6 months after moving into the apartment, Ethan and I were having dinner when he brought up the future. “The house sold,” he said. “We got a good offer,” I nodded. We’d listed it below market value, just wanting to be done with it.
“I’ve been thinking about moving,” he continued. “Fresh start somewhere new.” “Maybe the West Coast.” My heart sank a little. “Oh, when would you go?” He looked at me carefully.
“That depends.” “I was hoping you might consider coming with me.” I set down my fork. “Ethan, not as if nothing happened,” he said quickly. “I know we can’t just erase the past year, but maybe as a new beginning.”
“Different city, different memories.” I’ve been thinking about it, too. About us? about whether we could salvage anything from the wreckage of our marriage. “I need to know something first.”
I said that night when you got upset about my bikini photo. “Was that really about protecting me or was there some part of you that meant what you said about wives and respect and all that?” He considered the question carefully.

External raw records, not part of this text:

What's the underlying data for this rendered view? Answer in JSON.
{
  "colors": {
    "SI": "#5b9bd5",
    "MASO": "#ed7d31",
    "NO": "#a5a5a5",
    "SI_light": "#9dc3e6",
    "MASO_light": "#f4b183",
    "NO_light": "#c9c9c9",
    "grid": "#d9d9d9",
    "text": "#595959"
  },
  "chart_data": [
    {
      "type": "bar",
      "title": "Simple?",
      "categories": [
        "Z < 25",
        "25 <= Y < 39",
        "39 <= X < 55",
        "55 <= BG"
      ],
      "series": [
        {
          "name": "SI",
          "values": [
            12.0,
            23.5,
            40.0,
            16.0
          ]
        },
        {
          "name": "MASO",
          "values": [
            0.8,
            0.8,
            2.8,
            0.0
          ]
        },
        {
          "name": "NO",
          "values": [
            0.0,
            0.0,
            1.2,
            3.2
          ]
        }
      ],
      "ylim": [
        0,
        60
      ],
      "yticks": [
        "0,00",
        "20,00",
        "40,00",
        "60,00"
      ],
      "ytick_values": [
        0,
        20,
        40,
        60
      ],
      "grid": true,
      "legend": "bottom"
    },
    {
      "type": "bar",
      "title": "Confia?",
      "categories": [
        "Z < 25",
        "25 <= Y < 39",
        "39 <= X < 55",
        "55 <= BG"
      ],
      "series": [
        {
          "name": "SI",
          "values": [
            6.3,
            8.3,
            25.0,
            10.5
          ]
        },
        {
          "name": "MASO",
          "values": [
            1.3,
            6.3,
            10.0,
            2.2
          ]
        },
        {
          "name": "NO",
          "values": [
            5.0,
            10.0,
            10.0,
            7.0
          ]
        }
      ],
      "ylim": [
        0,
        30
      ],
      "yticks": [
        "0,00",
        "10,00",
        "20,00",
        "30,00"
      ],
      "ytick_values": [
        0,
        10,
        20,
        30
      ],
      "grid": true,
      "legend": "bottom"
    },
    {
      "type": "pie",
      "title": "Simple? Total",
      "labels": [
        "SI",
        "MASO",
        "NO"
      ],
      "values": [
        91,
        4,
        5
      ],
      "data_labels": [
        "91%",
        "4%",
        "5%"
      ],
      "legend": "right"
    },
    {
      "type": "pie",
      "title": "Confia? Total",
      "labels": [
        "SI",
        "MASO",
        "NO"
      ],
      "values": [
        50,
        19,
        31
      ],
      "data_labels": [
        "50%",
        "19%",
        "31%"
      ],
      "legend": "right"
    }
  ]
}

“I was genuinely scared when I saw Marcus had accessed your account.” “But the way I handled it,” he sighed. “That came from somewhere ugly in me.” “Insecurity, control issues, things I’m working on in therapy.”
It was the most honest answer he could have given. Not a flat denial, an acknowledgement of his flaws. “I can’t promise anything,” I said. “But I’d be willing to look at places, see if a fresh start feels right.”
It wasn’t a yes, but it wasn’t a no either. The trial was scheduled for the following spring. We’d both have to testify again, face Naomi and Marcus in court, relive everything. But after that, we’d be free to move on to decide what our future looked like together or apart.
Two weeks before the trial date, Naomi accepted a plea deal. Life without parole in exchange for testimony against Marcus and information about other victims. Marcus went to trial and was convicted on all counts.
Multiple life sentences, no possibility of parole. It was over. finally over. We flew to Seattle the next day just to visit to see if it felt right. The constant rain was a cleansing sort of metaphor washing away the past.
Standing on the ferry to Bainbridge Island, watching the city skyline recede, I felt Ethan’s presence beside me. Not touching, just there. “What do you think?” He asked. I looked at the gray water, the green islands in the distance.
It was so different from the place where our story began. “I think I could start over here,” I said. “New job, new home, new us,” he asked quietly. I turned to look at him.
The man I’d married, the man I’d almost lost in more ways than one. the man who despite everything had fought to protect me. “Maybe,” I said. “one day at a time.” It wasn’t a fairy tale ending.
There were still nightmares, trust, issues, days when I couldn’t look at him without seeing all the secrets and lies. But there were also moments of connection, of understanding,of shared survival. We found a small house near the water, separate bedrooms, a fresh start. Not as husband and wife, not yet.